Unless you are on smooth pavement, this type of device becomes difficult:
1) Sand/gravel/FOD entrainment is a serious problem, and one of the reasons the original Chaparral 2J was banned. Anyone at GRM $2007 challenge saw the Cheaparral blow sand 15-20 feet in the air. The cast aluminum fan blades showed noticeable abrasion, with sand all over the interior, and the glass windshield was pitted.One of the junk science Discovery channel shows did an example of a vacuum system test on a dirt road, intended for preventing logging truck rollovers. It worked, but was a huge dustball.
2) The side skirts coming off the ground is not a big deal. Its a more gradual loss of suction than expected. But the difference in static pressure between 10 & 15mm gap height is significant. Even 600-1,000 lbf of downforce on a street car is worth up to 40% higher lateral acceleration. Much bigger differnce than street tires to race tires. Hence 2J2 won FTD on its first run of day, with cold race tires and a dirty track. I assume you can make a quick simulation of 1.14g's for race tires vs 1.4 g's with sucker system and figure out your lap time difference. If you are using slicks, the difference is proportional. And light weight becomes ever more important, as it maximizes the advantage of downforce.
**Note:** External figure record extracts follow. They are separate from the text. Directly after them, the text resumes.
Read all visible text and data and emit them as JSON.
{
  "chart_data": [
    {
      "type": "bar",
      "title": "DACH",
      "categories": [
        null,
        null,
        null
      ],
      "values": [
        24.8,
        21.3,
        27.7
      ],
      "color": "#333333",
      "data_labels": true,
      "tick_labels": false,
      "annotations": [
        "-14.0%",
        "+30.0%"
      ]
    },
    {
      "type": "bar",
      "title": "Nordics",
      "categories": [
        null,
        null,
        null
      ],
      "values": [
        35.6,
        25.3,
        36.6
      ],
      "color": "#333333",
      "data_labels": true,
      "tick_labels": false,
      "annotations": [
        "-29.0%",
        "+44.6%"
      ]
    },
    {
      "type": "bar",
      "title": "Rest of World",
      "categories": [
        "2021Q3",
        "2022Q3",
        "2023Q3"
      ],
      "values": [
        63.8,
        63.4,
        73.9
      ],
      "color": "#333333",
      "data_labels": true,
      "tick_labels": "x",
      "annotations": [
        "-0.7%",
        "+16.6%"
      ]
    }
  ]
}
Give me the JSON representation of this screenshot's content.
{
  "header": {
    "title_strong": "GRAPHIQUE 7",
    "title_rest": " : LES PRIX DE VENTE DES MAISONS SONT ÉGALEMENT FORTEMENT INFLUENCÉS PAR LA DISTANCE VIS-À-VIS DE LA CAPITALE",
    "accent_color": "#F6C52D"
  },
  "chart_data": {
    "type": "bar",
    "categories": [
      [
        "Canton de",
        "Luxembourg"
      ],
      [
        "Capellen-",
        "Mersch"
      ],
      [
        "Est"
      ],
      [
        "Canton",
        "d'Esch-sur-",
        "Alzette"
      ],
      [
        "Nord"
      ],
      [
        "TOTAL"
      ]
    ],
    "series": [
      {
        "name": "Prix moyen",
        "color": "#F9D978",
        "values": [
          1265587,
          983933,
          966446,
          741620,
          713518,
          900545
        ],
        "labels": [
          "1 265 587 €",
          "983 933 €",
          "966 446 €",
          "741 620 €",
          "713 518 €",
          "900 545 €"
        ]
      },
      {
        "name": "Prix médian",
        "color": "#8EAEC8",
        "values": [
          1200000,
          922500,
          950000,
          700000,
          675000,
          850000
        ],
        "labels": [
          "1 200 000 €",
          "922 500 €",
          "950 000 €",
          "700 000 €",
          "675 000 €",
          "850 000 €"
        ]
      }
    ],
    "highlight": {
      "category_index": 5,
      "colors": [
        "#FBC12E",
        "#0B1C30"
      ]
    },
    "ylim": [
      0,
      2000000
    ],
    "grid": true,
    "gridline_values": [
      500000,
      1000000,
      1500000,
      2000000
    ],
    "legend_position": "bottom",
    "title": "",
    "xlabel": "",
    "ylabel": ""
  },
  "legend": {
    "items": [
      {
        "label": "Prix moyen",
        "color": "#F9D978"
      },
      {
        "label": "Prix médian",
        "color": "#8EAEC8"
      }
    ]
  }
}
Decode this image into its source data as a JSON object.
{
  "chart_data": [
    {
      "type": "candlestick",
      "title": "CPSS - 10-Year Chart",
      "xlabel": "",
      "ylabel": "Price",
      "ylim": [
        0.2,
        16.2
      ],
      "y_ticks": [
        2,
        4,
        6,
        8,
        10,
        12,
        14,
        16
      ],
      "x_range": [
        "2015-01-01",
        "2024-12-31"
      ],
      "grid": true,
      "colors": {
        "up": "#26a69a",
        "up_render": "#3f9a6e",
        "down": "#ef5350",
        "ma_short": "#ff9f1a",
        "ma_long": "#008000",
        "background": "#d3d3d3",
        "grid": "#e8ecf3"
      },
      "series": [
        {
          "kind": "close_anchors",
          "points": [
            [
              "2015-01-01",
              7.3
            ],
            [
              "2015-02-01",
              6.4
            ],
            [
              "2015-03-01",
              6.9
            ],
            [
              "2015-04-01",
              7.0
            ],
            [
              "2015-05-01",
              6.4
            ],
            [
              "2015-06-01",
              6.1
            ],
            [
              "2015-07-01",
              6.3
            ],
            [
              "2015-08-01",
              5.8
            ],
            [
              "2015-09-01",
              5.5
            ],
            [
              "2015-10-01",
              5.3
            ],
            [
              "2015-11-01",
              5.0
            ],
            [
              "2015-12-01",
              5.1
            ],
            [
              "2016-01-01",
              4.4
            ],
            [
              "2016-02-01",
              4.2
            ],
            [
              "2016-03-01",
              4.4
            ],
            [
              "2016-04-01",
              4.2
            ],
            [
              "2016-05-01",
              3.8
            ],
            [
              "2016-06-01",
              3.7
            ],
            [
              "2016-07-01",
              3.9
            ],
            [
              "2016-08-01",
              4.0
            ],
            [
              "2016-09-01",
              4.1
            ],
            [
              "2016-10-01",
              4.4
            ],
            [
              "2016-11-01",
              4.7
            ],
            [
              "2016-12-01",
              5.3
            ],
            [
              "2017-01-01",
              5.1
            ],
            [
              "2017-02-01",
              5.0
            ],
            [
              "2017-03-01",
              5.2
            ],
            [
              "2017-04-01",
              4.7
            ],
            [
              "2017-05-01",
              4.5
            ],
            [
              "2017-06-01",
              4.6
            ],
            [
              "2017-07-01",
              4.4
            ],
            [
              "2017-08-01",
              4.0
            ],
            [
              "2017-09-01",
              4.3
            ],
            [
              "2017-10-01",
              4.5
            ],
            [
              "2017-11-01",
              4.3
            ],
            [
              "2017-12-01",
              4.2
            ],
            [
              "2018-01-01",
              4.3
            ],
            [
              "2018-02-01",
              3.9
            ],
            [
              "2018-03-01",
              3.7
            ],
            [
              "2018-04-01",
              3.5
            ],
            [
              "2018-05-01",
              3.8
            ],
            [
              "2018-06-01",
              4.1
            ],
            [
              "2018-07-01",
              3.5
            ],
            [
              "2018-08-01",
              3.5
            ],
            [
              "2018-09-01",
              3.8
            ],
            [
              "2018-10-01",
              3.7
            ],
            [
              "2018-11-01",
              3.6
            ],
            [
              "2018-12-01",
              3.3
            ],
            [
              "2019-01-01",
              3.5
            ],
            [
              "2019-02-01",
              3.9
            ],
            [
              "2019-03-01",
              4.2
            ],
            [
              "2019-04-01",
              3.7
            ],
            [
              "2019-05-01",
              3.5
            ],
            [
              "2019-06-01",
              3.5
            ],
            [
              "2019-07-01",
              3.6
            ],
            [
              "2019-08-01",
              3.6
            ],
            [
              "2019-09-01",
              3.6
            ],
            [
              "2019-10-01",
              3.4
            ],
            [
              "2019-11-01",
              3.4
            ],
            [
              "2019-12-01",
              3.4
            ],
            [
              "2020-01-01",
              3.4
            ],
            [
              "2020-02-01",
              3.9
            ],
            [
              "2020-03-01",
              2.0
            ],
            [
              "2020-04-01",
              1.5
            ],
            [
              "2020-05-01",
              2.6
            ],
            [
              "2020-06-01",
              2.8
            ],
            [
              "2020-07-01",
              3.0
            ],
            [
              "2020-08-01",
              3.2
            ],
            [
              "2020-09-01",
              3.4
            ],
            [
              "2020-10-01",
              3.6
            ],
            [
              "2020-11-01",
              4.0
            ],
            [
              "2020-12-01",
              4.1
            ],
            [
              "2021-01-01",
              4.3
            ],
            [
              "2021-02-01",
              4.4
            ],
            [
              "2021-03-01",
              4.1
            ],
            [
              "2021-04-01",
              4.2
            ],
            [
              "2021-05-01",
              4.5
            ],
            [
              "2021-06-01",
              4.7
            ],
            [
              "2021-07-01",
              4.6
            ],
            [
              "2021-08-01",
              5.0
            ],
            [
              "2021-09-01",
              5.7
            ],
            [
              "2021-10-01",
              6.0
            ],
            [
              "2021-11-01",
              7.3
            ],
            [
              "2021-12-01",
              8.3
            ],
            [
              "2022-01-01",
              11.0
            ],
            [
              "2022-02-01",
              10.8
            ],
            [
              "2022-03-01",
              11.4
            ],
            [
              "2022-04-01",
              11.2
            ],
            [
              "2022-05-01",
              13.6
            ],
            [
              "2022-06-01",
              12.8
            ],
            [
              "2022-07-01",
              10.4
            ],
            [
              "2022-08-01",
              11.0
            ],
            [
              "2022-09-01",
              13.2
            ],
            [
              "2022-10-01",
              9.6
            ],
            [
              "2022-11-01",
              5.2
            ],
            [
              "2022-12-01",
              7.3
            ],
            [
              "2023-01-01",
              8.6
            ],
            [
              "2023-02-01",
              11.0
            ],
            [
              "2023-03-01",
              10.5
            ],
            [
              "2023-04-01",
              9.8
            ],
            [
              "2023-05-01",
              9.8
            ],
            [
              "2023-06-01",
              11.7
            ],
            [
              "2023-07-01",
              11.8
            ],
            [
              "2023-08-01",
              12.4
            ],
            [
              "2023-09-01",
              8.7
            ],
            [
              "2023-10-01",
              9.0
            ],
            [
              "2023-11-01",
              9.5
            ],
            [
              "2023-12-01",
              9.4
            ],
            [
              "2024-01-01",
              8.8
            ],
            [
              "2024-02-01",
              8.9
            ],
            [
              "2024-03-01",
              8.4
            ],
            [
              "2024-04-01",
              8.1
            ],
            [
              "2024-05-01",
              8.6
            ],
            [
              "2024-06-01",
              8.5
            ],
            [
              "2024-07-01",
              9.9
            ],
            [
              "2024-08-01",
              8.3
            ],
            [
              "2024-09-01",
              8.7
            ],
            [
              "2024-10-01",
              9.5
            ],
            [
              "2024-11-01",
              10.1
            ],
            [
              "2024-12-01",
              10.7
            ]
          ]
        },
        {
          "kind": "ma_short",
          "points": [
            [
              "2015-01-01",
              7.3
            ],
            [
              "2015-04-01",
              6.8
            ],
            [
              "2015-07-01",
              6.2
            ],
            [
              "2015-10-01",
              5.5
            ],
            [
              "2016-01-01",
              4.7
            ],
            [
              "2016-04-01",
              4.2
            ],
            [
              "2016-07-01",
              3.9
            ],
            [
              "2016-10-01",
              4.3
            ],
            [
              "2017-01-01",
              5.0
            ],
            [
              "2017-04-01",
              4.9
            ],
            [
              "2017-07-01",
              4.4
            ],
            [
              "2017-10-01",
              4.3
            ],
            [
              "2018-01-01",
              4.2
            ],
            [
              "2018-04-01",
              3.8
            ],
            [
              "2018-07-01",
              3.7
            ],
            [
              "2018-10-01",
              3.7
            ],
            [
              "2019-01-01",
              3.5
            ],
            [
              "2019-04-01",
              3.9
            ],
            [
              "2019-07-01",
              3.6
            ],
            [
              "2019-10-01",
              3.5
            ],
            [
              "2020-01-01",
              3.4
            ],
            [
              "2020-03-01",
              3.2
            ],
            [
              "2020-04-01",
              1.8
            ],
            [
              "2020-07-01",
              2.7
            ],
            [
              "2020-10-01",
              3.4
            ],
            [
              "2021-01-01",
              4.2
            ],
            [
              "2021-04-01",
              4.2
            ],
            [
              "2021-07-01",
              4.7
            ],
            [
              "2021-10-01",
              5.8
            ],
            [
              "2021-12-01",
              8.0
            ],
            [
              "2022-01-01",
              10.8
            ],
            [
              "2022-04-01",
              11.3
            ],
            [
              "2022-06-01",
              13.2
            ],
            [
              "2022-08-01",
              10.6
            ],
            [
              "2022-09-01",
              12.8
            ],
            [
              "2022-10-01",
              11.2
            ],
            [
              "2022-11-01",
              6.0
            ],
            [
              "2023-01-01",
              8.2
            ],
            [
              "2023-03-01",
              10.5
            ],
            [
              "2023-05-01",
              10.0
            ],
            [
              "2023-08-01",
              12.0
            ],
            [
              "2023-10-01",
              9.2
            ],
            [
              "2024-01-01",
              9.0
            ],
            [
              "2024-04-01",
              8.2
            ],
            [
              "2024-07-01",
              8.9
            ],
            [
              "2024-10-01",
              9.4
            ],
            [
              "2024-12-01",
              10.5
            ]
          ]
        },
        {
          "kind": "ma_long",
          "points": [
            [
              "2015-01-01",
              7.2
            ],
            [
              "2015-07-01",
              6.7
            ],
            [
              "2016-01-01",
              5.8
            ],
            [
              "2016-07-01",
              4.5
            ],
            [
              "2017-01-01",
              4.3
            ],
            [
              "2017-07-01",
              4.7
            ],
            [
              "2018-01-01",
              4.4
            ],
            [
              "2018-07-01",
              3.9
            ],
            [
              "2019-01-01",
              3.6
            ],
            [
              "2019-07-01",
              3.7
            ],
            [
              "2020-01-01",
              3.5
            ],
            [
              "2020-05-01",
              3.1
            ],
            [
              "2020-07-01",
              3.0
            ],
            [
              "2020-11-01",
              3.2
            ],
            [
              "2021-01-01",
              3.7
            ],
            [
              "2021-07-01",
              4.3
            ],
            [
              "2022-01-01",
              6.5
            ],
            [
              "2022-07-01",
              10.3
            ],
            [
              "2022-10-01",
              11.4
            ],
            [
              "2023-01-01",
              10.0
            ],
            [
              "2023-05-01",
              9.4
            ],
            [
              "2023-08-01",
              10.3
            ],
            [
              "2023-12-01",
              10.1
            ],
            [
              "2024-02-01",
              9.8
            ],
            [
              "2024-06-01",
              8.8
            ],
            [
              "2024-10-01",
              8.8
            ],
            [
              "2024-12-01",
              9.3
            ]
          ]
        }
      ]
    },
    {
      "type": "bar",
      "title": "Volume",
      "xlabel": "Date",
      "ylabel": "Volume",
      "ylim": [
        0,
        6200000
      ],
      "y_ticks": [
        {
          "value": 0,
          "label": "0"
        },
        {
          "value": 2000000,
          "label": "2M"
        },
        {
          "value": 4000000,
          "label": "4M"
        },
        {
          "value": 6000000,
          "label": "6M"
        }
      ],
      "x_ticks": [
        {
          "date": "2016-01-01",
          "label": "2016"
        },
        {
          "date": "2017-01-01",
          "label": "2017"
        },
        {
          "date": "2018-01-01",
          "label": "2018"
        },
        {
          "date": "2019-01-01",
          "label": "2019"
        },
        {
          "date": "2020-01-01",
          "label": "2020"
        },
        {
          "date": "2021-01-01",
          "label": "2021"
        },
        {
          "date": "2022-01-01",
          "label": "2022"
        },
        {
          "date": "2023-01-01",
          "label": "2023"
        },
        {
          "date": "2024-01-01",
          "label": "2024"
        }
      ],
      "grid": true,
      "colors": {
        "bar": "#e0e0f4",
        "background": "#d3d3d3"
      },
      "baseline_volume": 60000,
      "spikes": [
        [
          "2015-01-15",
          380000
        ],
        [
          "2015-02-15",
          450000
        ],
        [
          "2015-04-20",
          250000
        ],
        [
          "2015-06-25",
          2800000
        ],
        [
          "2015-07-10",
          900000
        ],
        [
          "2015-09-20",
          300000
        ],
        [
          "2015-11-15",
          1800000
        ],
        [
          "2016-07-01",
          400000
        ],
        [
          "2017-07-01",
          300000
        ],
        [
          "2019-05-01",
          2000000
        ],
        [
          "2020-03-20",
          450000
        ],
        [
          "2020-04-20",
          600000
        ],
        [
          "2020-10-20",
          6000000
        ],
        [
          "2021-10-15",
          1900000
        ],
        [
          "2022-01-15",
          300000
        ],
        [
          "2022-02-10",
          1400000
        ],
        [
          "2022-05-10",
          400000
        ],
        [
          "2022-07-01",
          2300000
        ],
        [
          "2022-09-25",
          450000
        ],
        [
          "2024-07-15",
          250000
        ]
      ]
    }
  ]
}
3) Noise is a real problem. Well over 100dB. Ear plugs, helmet, and 1/2" lexan safety plate make it tolerable short term, but not safe long term. Hearing damage is a real problem, and happens with no notice. Even if personal safety isn't a problem, most tracks/courses have rules, to prevent neighbors from shutting them down. Not something that could be run on the street. Much of the noise is from a 2 stroke engine running wide open, but even the fans are 100dB or so.
4)Jim Hall did it right with the articulated skirts on the 2J. 2J2 did not, for simplicity of build. Any articulated skirt system needs dampening, as they can bounce a lot. His cars are on display in Texas.
5)Wings are much more efficient and effective at track speeds. The people saying powered undertrays are less effective than venturis are wrong of course. Any race designer would love to have a more effective means of powering the undertray than simple venturis, at least at low speeds (all aero is easier at high speeds). And the fan powered systems do not generate aero drag. However, the engines for the fans are gasoline and hp hungry. Figure ~40hp continuous duty for even a basic system. And small engines generally have higher bsfc at full load, high rpm. If you drive it off the engine, then you have a huge problem with fan speed varying with engine speed, and generally being slow in mid corner where you want the fan maxed out. Refilling the gas tank every 8 minutes of run time gets old fast.
6) a second engine is a reliability and safety problem. More things to go wrong. And a second fuel system that really should have a fuel cell. Or its own fuel pump. The weight is not that much of a problem, maybe 200#. The cost is debatable, but will depend largely on the fan selection and sourcing, which in turn depends on the skirt design choices.
7) center of pressure of skirt system should be balanced with the cm and relative roll stiffness of the axles to prevent unpredictable understeer/oversteer. This may be a problem, if you are rallying on dirt/gravel roads, where a rally cornering manuever of deliberately fishtailing is the fast line. Downforce might prevent this, if wheel torque is insufficient.
You should also look at what Cornell did on a FSAE car. It would be great fun to make a streetable sucker car, but the problem would be where to use it. In almost any form of racing, the sucker systems are good for 10% improvement in lap times. (Wings are even more effective, at high speeds). Which means either everyone is compelled to run them to be competitive, or the rules ban all such devices.
That should be enough to get you thinking.